Jimmy Smith of Kalamazoo says that for 45 years, he shopped at the Michigan News Agency once or twice a month.
He was a customer when Dean Hauck’s stepfather, Vincent "Pops" Malmstrom, owned the Michigan News before Dean took it over in 1988.
Over the years, Smith said, Dean became his friend. But he hasn’t been back to the bookstore since he bought four periodicals on February 7.
“I just said, ‘I'll see her next week.’ That was the last time I saw her.”
Dean died the next day at age 85. And the store that opened in 1947 has been shuttered ever since.
But the Michigan News Agency will be open again on Friday at 5 pm, during Art Hop. Dean's family invites the people of Kalamazoo to join them at the store for a memorial open house.
“The store will be open for people to come in and spend time, take their own time to say goodbye to her and look around the place once more exactly as it was when she left it," said Margaret Hauck, one of Dean’s daughters, who added that the store won't be able to sell books and magazines during the memorial.
Smith said he plans to attend, but he wants to know what the sisters plan to do with the store.
"We're all hoping that somebody, whoever that is, will invest in that institution," Smith said.
"It's a piece of the past, for folks that actually read journals and collect them and have a an appreciation for them."
Margaret Hauck, who lives in New Orleans, said the outpouring of support has uplifted the sisters, but neither of them lives here and they won't continue to run the newsstand.
Hauck said her mother never expected them to. Instead, Dean encouraged them to follow their own dreams. Still, she understands why people don't want the Michigan News to go.
“I will say this for people who wish the News would continue; Dean was the Michigan News," Hauck said.
"So, on some level when I think about it, I don't see it being what it was without her there.
"I don't see her being who she was without the News.

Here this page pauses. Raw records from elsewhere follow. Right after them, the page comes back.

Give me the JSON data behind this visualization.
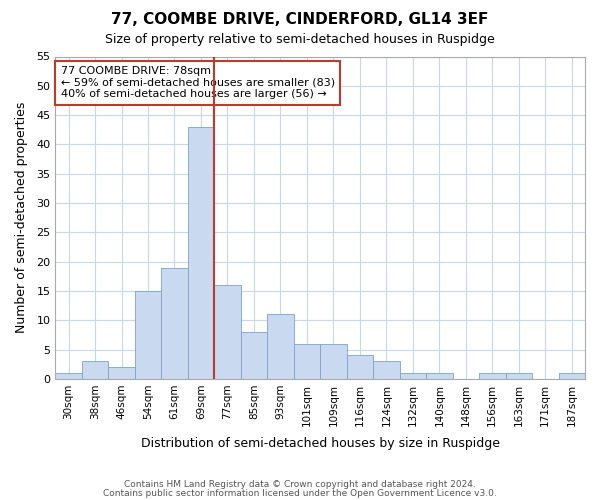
{
  "title": "77, COOMBE DRIVE, CINDERFORD, GL14 3EF",
  "subtitle": "Size of property relative to semi-detached houses in Ruspidge",
  "xlabel": "Distribution of semi-detached houses by size in Ruspidge",
  "ylabel": "Number of semi-detached properties",
  "bin_labels": [
    "30sqm",
    "38sqm",
    "46sqm",
    "54sqm",
    "61sqm",
    "69sqm",
    "77sqm",
    "85sqm",
    "93sqm",
    "101sqm",
    "109sqm",
    "116sqm",
    "124sqm",
    "132sqm",
    "140sqm",
    "148sqm",
    "156sqm",
    "163sqm",
    "171sqm",
    "187sqm"
  ],
  "bar_values": [
    1,
    3,
    2,
    15,
    19,
    43,
    16,
    8,
    11,
    6,
    6,
    4,
    3,
    1,
    1,
    0,
    1,
    1,
    0,
    1
  ],
  "highlight_index": 5,
  "highlight_line_index": 6,
  "bar_color_normal": "#c9d9ef",
  "bar_color_highlight": "#aec6e0",
  "bar_edge_color": "#7aa3cc",
  "annotation_title": "77 COOMBE DRIVE: 78sqm",
  "annotation_line1": "← 59% of semi-detached houses are smaller (83)",
  "annotation_line2": "40% of semi-detached houses are larger (56) →",
  "annotation_box_edge": "#c0392b",
  "highlight_line_color": "#c0392b",
  "ylim": [
    0,
    55
  ],
  "yticks": [
    0,
    5,
    10,
    15,
    20,
    25,
    30,
    35,
    40,
    45,
    50,
    55
  ],
  "footer1": "Contains HM Land Registry data © Crown copyright and database right 2024.",
  "footer2": "Contains public sector information licensed under the Open Government Licence v3.0.",
  "background_color": "#ffffff",
  "grid_color": "#c8d8ea"
}
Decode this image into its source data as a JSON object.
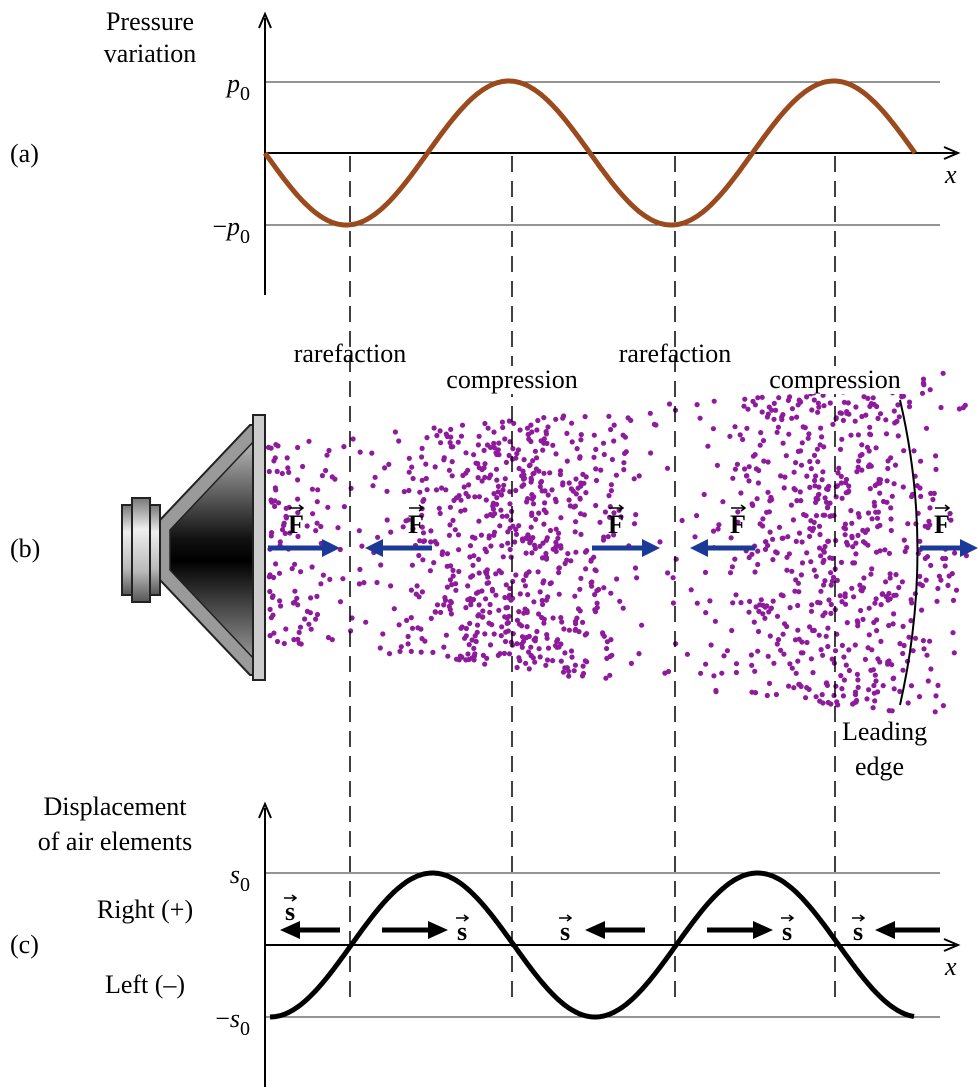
{
  "panel_a": {
    "label": "(a)",
    "axis_title": [
      "Pressure",
      "variation"
    ],
    "top_level": {
      "base": "p",
      "sub": "0"
    },
    "bottom_level": {
      "sign": "−",
      "base": "p",
      "sub": "0"
    },
    "x_label": "x"
  },
  "panel_b": {
    "label": "(b)",
    "regions": [
      "rarefaction",
      "compression",
      "rarefaction",
      "compression"
    ],
    "force_label": "F",
    "leading_edge": [
      "Leading",
      "edge"
    ]
  },
  "panel_c": {
    "label": "(c)",
    "axis_title": [
      "Displacement",
      "of air elements"
    ],
    "top_level": {
      "base": "s",
      "sub": "0"
    },
    "bottom_level": {
      "sign": "−",
      "base": "s",
      "sub": "0"
    },
    "right": "Right (+)",
    "left": "Left (–)",
    "x_label": "x",
    "displacement_label": "s"
  }
}
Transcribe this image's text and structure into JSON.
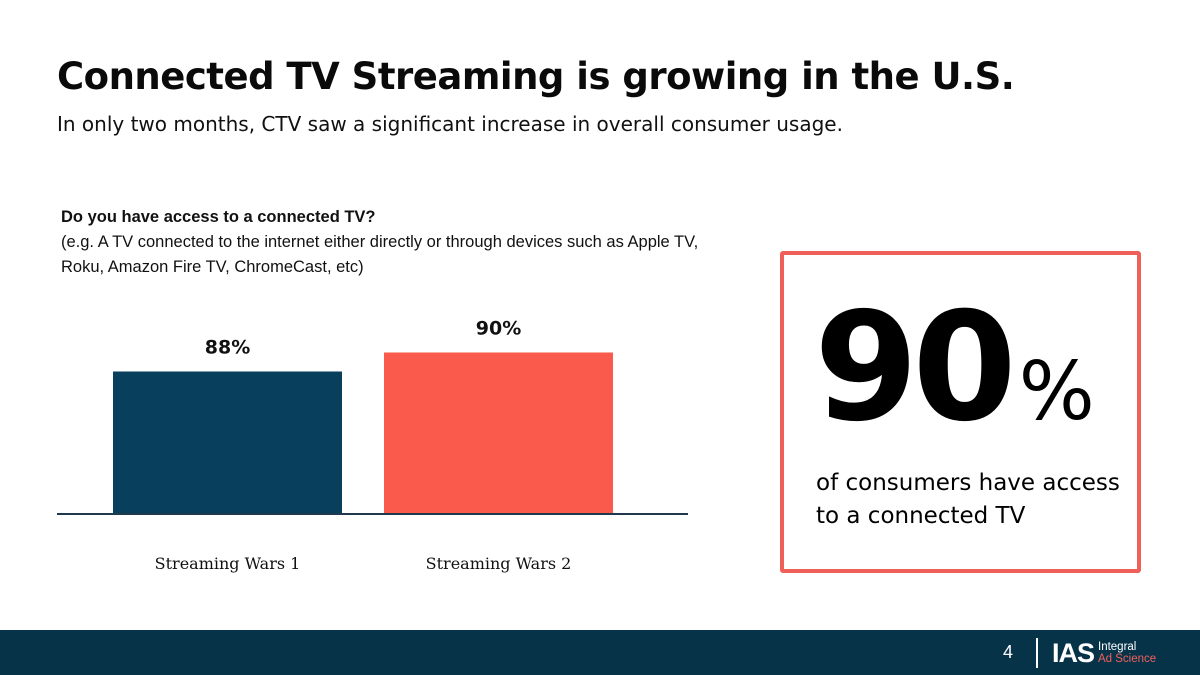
{
  "slide": {
    "title": "Connected TV Streaming is growing in the U.S.",
    "subtitle": "In only two months, CTV saw a significant increase in overall consumer usage."
  },
  "question": {
    "main": "Do you have access to a connected TV?",
    "note": " (e.g. A TV connected to the internet either directly or through devices such as Apple TV, Roku, Amazon Fire TV, ChromeCast, etc)"
  },
  "chart_data": {
    "type": "bar",
    "title": "Do you have access to a connected TV?",
    "categories": [
      "Streaming Wars 1",
      "Streaming Wars 2"
    ],
    "values": [
      88,
      90
    ],
    "data_labels": [
      "88%",
      "90%"
    ],
    "units": "%",
    "colors": [
      "#073f5c",
      "#fa5a4b"
    ],
    "xlabel": "",
    "ylabel": "",
    "grid": false,
    "legend": "none"
  },
  "callout": {
    "value": "90",
    "unit": "%",
    "text": "of consumers have access to a connected TV",
    "border_color": "#f0605a"
  },
  "footer": {
    "page_number": "4",
    "logo_mark": "IAS",
    "logo_line1": "Integral",
    "logo_line2": "Ad Science",
    "background": "#073349"
  }
}
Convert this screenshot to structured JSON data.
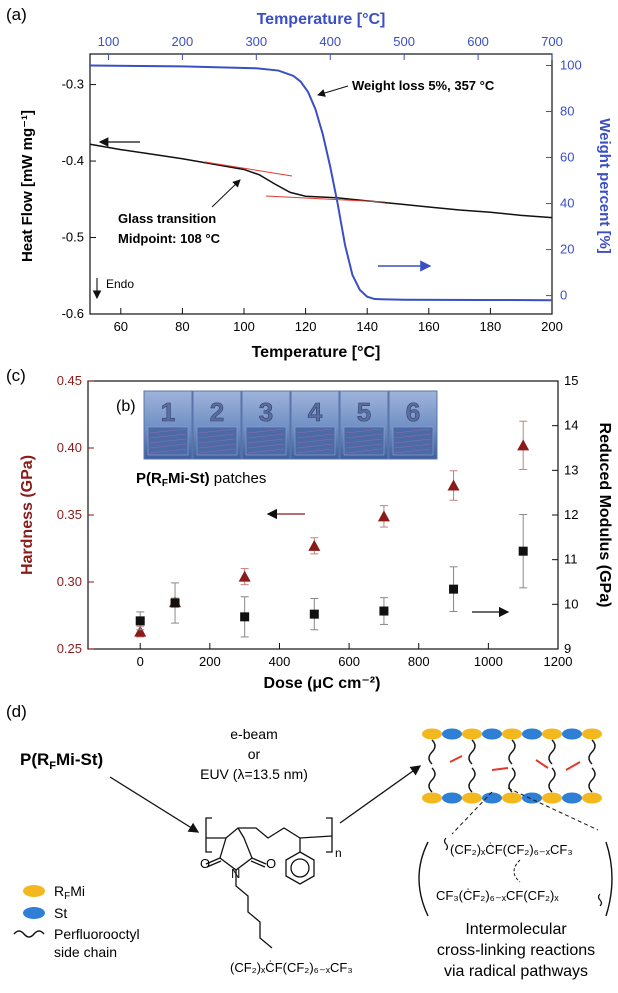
{
  "colors": {
    "blue": "#3b4fc4",
    "darkred": "#8b1a1a",
    "tan": "#8a1c1c",
    "yellow": "#f2b81e",
    "lightblue": "#2f7fd6",
    "red_line": "#e03a2e",
    "black": "#111111"
  },
  "panel_a": {
    "label": "(a)",
    "top_xlabel": "Temperature [°C]",
    "bottom_xlabel": "Temperature [°C]",
    "left_ylabel": "Heat Flow [mW mg⁻¹]",
    "right_ylabel": "Weight percent [%]",
    "annotations": {
      "weight_loss": "Weight loss 5%, 357 °C",
      "glass_transition_line1": "Glass transition",
      "glass_transition_line2": "Midpoint: 108 °C",
      "endo": "Endo"
    }
  },
  "panel_c": {
    "label": "(c)",
    "xlabel": "Dose (μC cm⁻²)",
    "left_ylabel": "Hardness (GPa)",
    "right_ylabel": "Reduced Modulus (GPa)"
  },
  "panel_b": {
    "label": "(b)",
    "patch_numbers": [
      "1",
      "2",
      "3",
      "4",
      "5",
      "6"
    ],
    "caption_bold": "P(R",
    "caption_sub": "F",
    "caption_bold2": "Mi-St)",
    "caption_rest": " patches"
  },
  "panel_d": {
    "label": "(d)",
    "polymer_name_main": "P(R",
    "polymer_name_sub": "F",
    "polymer_name_end": "Mi-St)",
    "conditions": [
      "e-beam",
      "or",
      "EUV (λ=13.5 nm)"
    ],
    "legend": {
      "rfmi_main": "R",
      "rfmi_sub": "F",
      "rfmi_end": "Mi",
      "st": "St",
      "chain_line1": "Perfluorooctyl",
      "chain_line2": "side chain"
    },
    "structure": {
      "n": "n",
      "O_left": "O",
      "O_right": "O",
      "N": "N",
      "sidechain": "(CF₂)ₓĊF(CF₂)₆₋ₓCF₃"
    },
    "radical1": "(CF₂)ₓĊF(CF₂)₆₋ₓCF₃",
    "radical2": "CF₃(ĊF₂)₆₋ₓCF(CF₂)ₓ",
    "caption": [
      "Intermolecular",
      "cross-linking reactions",
      "via radical pathways"
    ]
  },
  "chart_data": [
    {
      "type": "line",
      "panel": "a",
      "title": "",
      "xlabel": "Temperature [°C]",
      "x2label": "Temperature [°C]",
      "ylabel": "Heat Flow [mW mg⁻¹]",
      "y2label": "Weight percent [%]",
      "xlim": [
        50,
        200
      ],
      "x_ticks": [
        60,
        80,
        100,
        120,
        140,
        160,
        180,
        200
      ],
      "x2lim": [
        75,
        700
      ],
      "x2_ticks": [
        100,
        200,
        300,
        400,
        500,
        600,
        700
      ],
      "ylim": [
        -0.6,
        -0.26
      ],
      "y_ticks": [
        -0.3,
        -0.4,
        -0.5,
        -0.6
      ],
      "y2lim": [
        -8,
        105
      ],
      "y2_ticks": [
        0,
        20,
        40,
        60,
        80,
        100
      ],
      "series": [
        {
          "name": "",
          "axis": "left",
          "color": "black",
          "x": [
            50,
            60,
            70,
            80,
            90,
            100,
            105,
            110,
            115,
            120,
            125,
            130,
            140,
            150,
            160,
            170,
            180,
            190,
            200
          ],
          "y": [
            -0.378,
            -0.385,
            -0.391,
            -0.397,
            -0.404,
            -0.411,
            -0.418,
            -0.43,
            -0.441,
            -0.446,
            -0.447,
            -0.448,
            -0.452,
            -0.456,
            -0.46,
            -0.464,
            -0.467,
            -0.471,
            -0.474
          ]
        },
        {
          "name": "",
          "axis": "right",
          "color": "blue",
          "x2": [
            75,
            200,
            300,
            330,
            350,
            360,
            370,
            380,
            390,
            400,
            410,
            420,
            430,
            440,
            450,
            460,
            500,
            600,
            700
          ],
          "y": [
            100,
            99.6,
            98.8,
            97.8,
            95.5,
            93,
            88.5,
            81,
            70,
            56,
            40,
            22,
            9,
            2.5,
            -0.5,
            -1.5,
            -1.8,
            -1.9,
            -2.0
          ]
        }
      ]
    },
    {
      "type": "scatter",
      "panel": "c",
      "title": "",
      "xlabel": "Dose (μC cm⁻²)",
      "ylabel": "Hardness (GPa)",
      "y2label": "Reduced Modulus (GPa)",
      "xlim": [
        -150,
        1200
      ],
      "x_ticks": [
        0,
        200,
        400,
        600,
        800,
        1000,
        1200
      ],
      "ylim": [
        0.25,
        0.45
      ],
      "y_ticks": [
        0.25,
        0.3,
        0.35,
        0.4,
        0.45
      ],
      "y2lim": [
        9,
        15
      ],
      "y2_ticks": [
        9,
        10,
        11,
        12,
        13,
        14,
        15
      ],
      "series": [
        {
          "name": "",
          "axis": "left",
          "marker": "triangle",
          "color": "darkred",
          "x": [
            0,
            100,
            300,
            500,
            700,
            900,
            1100
          ],
          "y": [
            0.263,
            0.285,
            0.304,
            0.327,
            0.349,
            0.372,
            0.402
          ],
          "err": [
            0.004,
            0.003,
            0.006,
            0.006,
            0.008,
            0.011,
            0.018
          ]
        },
        {
          "name": "",
          "axis": "right",
          "marker": "square",
          "color": "black",
          "x": [
            0,
            100,
            300,
            500,
            700,
            900,
            1100
          ],
          "y": [
            9.63,
            10.03,
            9.72,
            9.78,
            9.85,
            10.34,
            11.19
          ],
          "err": [
            0.2,
            0.45,
            0.45,
            0.35,
            0.3,
            0.5,
            0.82
          ]
        }
      ]
    }
  ]
}
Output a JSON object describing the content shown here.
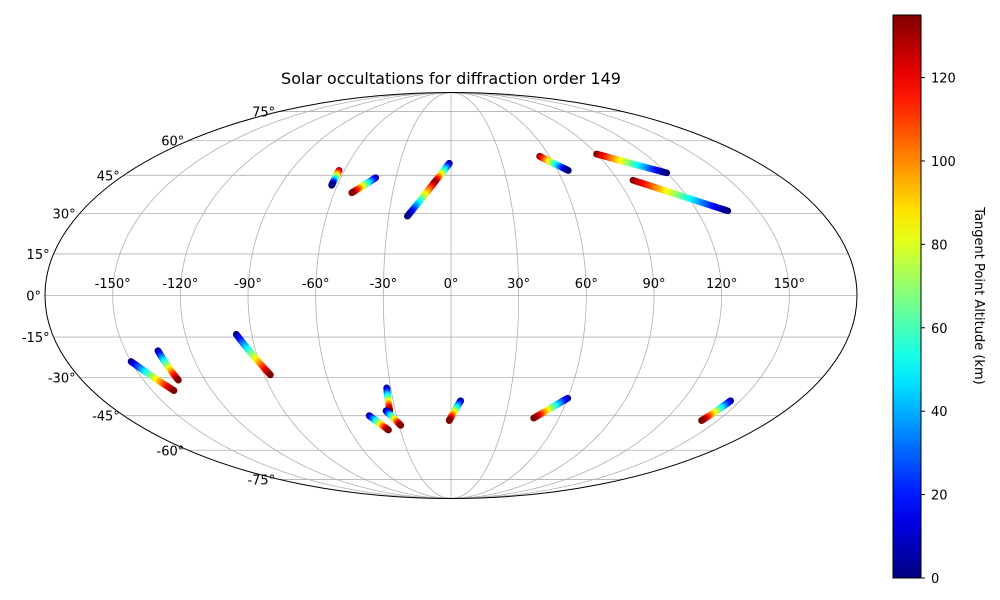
{
  "chart_data": {
    "type": "scatter",
    "projection": "mollweide",
    "title": "Solar occultations for diffraction order 149",
    "lon_ticks": [
      -150,
      -120,
      -90,
      -60,
      -30,
      0,
      30,
      60,
      90,
      120,
      150
    ],
    "lon_tick_labels": [
      "-150°",
      "-120°",
      "-90°",
      "-60°",
      "-30°",
      "0°",
      "30°",
      "60°",
      "90°",
      "120°",
      "150°"
    ],
    "lat_ticks": [
      75,
      60,
      45,
      30,
      15,
      0,
      -15,
      -30,
      -45,
      -60,
      -75
    ],
    "lat_tick_labels": [
      "75°",
      "60°",
      "45°",
      "30°",
      "15°",
      "0°",
      "-15°",
      "-30°",
      "-45°",
      "-60°",
      "-75°"
    ],
    "grid": true,
    "colormap": "jet",
    "colorbar": {
      "label": "Tangent Point Altitude (km)",
      "range": [
        0,
        135
      ],
      "ticks": [
        0,
        20,
        40,
        60,
        80,
        100,
        120
      ],
      "tick_labels": [
        "0",
        "20",
        "40",
        "60",
        "80",
        "100",
        "120"
      ],
      "placement": "right"
    },
    "tracks": [
      {
        "start": [
          -63,
          47
        ],
        "end": [
          -63,
          41
        ],
        "alt_start": 135,
        "alt_end": 0
      },
      {
        "start": [
          -41,
          44
        ],
        "end": [
          -51,
          38
        ],
        "alt_start": 0,
        "alt_end": 0
      },
      {
        "start": [
          -1,
          50
        ],
        "end": [
          -9,
          42
        ],
        "alt_start": 0,
        "alt_end": 0
      },
      {
        "start": [
          -9,
          42
        ],
        "end": [
          -21,
          29
        ],
        "alt_start": 135,
        "alt_end": 0
      },
      {
        "start": [
          54,
          53
        ],
        "end": [
          66,
          47
        ],
        "alt_start": 135,
        "alt_end": 0
      },
      {
        "start": [
          90,
          54
        ],
        "end": [
          120,
          46
        ],
        "alt_start": 135,
        "alt_end": 0
      },
      {
        "start": [
          98,
          43
        ],
        "end": [
          135,
          31
        ],
        "alt_start": 135,
        "alt_end": 0
      },
      {
        "start": [
          -150,
          -24
        ],
        "end": [
          -139,
          -35
        ],
        "alt_start": 0,
        "alt_end": 135
      },
      {
        "start": [
          -135,
          -20
        ],
        "end": [
          -133,
          -31
        ],
        "alt_start": 0,
        "alt_end": 135
      },
      {
        "start": [
          -97,
          -14
        ],
        "end": [
          -87,
          -29
        ],
        "alt_start": 0,
        "alt_end": 135
      },
      {
        "start": [
          -45,
          -45
        ],
        "end": [
          -37,
          -51
        ],
        "alt_start": 0,
        "alt_end": 0
      },
      {
        "start": [
          -32,
          -34
        ],
        "end": [
          -33,
          -43
        ],
        "alt_start": 0,
        "alt_end": 0
      },
      {
        "start": [
          -35,
          -43
        ],
        "end": [
          -29,
          -49
        ],
        "alt_start": 0,
        "alt_end": 135
      },
      {
        "start": [
          5,
          -39
        ],
        "end": [
          -1,
          -47
        ],
        "alt_start": 0,
        "alt_end": 135
      },
      {
        "start": [
          60,
          -38
        ],
        "end": [
          46,
          -46
        ],
        "alt_start": 0,
        "alt_end": 135
      },
      {
        "start": [
          145,
          -39
        ],
        "end": [
          141,
          -47
        ],
        "alt_start": 0,
        "alt_end": 135
      }
    ]
  }
}
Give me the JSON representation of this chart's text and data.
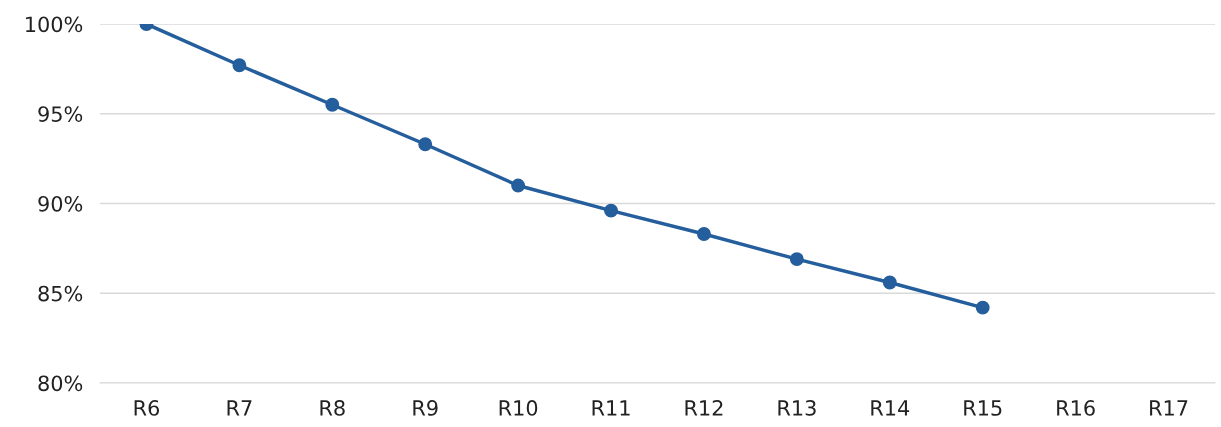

So, anything that comes next is going to be at least a little bit different because it's not got its heart anymore.”
Hauck confirmed that the family is considering offers but said they haven't made any decisions yet.
"One of the unifying things with the people that we've talked to is the idea that we need to honor Dean's legacy and that we need to make that building, that corner, something important for the community."
Hauck said her mother was an advocate for the homeless and a community supporter who fought for decades to reduce speeding and turn Michigan Avenue into a two-way street. Dean was often seen helping people just trying to cross the busy street in front of her store.
She died in February knowing that Kalamazoo city planners are converting the city’s one-way streets into two-ways, though it saddens her daughter that she didn't live long enough to see that happen.
Hauck said her mother asked the city to put a crossing light at the corner of Michigan Avenue and Church Street to make the intersection safer for pedestrians.
“I would love to see that corner be the Dean Margaret Hauck Memorial Crosswalk with a light at that corner, actually. Because I know she's always wanted a light there.”
The memorial open house for Dean Hauck begins at 5 pm on Friday at the Michigan News Agency at 308 Michigan Avenue in Kalamazoo. It will run until 8:30 pm. At sunset, family and friends will release bubbles in Dean's honor.